Sanford C. Bernstein analyst Tim Anderson said the positive impact in patients with mild Alzheimer's lent credence to the beta-amyloid hypothesis but added this would need to be vetted further in large Phase III trials.

But some researchers were skeptical about pursuing the amyloid theory.

"This failure combined with a dozen or so prior failures are definitely a blow to the amyloid hypothesis as we originally proposed it," said P. Murali Doraiswamy, a professor at the Duke Institute for Brain Sciences. "The hypothesis needs to be changed and we need to pursue non-amyloid targets, or else we will suffer more failures."

Based on the results of the trial, the odds of crenezumab gaining approval for treating mild to moderate Alzheimer's are very low, he added.

Shares in Roche closed down 0.6 percent at 266.40 Swiss francs, underperforming a slightly firmer European healthcare sector index

EARLIER TREATMENT

The findings add to a string of data suggesting the best hope is testing drugs much earlier in the process before patients' brains are wrecked by Alzheimer's.

Lilly has since started a new clinical trial focusing only on patients with mild signs of the disease. Other trials are already underway testing people who have not yet shown any symptoms of Alzheimer's to try and gauge whether early intervention can prevent or slow the disease.

Crenezumab, which was licensed from Swiss biotech company AC Immune in 2006, is also being tested in a U.S. government-backed trial in a group of Colombians with a genetic mutation that causes them to develop Alzheimer's early. Results of that trial are due in 2020.

A second Alzheimer's drug from Roche, known as gantenerumab, is also being investigated in a late-stage trial with patients who are yet to develop any signs of the disease.

Roche said a smaller Phase II biomarker study also showed an effect of slowing cognitive decline in patients with a milder form of the disease.
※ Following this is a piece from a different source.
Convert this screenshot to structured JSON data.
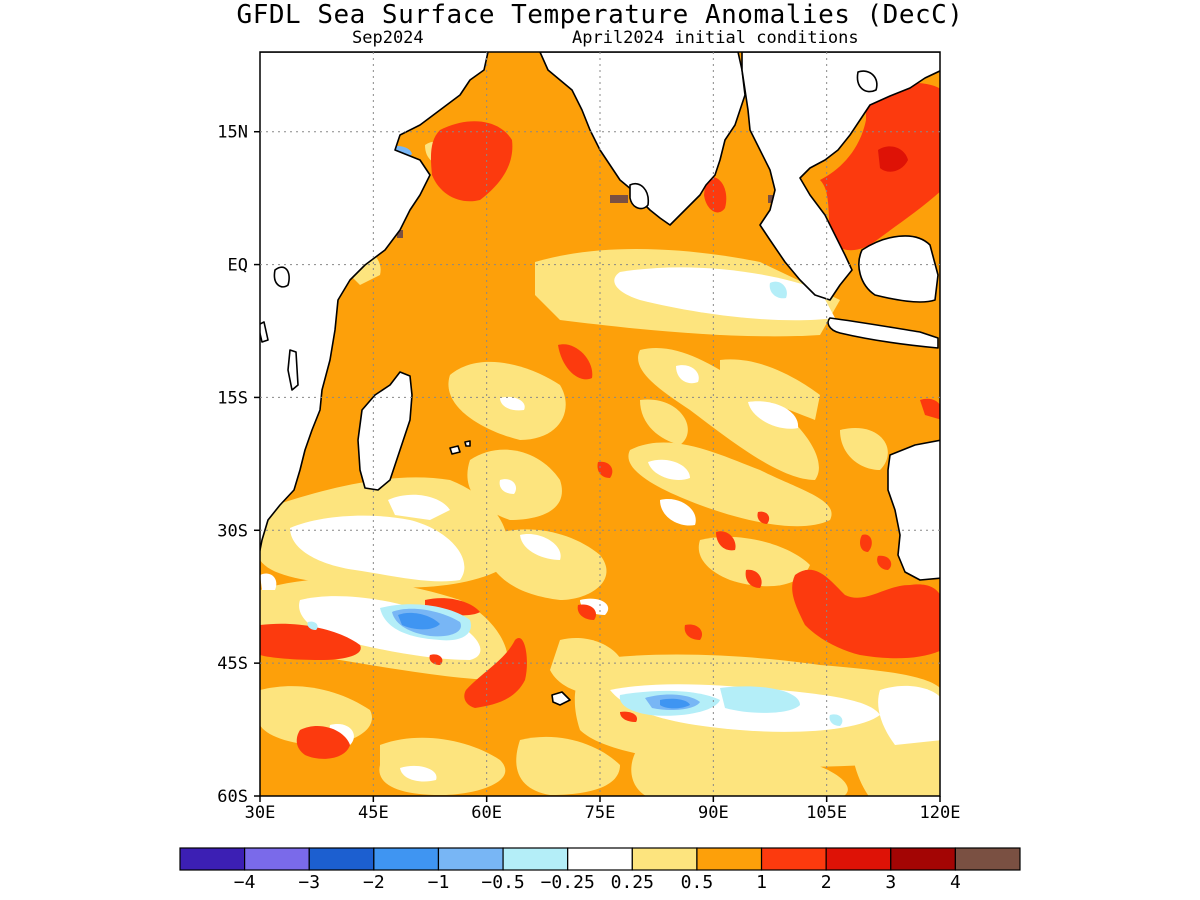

Details of this study will be presented at the Clinical Trials in Alzheimer's Disease meeting in November.

Jeffrey Cummings, director of the Cleveland Clinic Lou Ruvo Center for Brain Health, who presented the crenezumab data at the Alzheimer's Association International Conference in Copenhagen, said he was encouraged by the consistent benefit seen in the most mild patients.

"It has been very difficult to have any convincing evidence of a treatment effect in Alzheimer's Disease," Cummings said. "When you see this kind of consistency across two trials then you would definitely want to advance a drug in a trial that focuses specifically on very mildly affected patients."

The drug was well tolerated with only one case of vasogenic edema, a brain swelling side effect seen in similar drugs, allowing crenezumab to be administered at higher doses, Roche said, though patients taking the medicine did have a higher incidence of pneumonia than those on placebo.

At lower doses when crenezumab was administered through an injection beneath the skin no significant benefit was seen even in milder patients, the results revealed.

Alzheimer's - the most common form of dementia - already afflicts 44 million people worldwide and this figure is set to triple by 2050, according to campaign group Alzheimer's Disease International.

Unlike heart disease and cancer, which have seen major strides in drug development, no new therapies have been approved to treat Alzheimer's in a decade, according to a recent study by researchers at the Cleveland Clinic. Current drugs only treat symptoms despite years of research.

A startling 99.6 percent of clinical trials in Alzheimer's failed between 2002 and 2012, the Cleveland Clinic study found.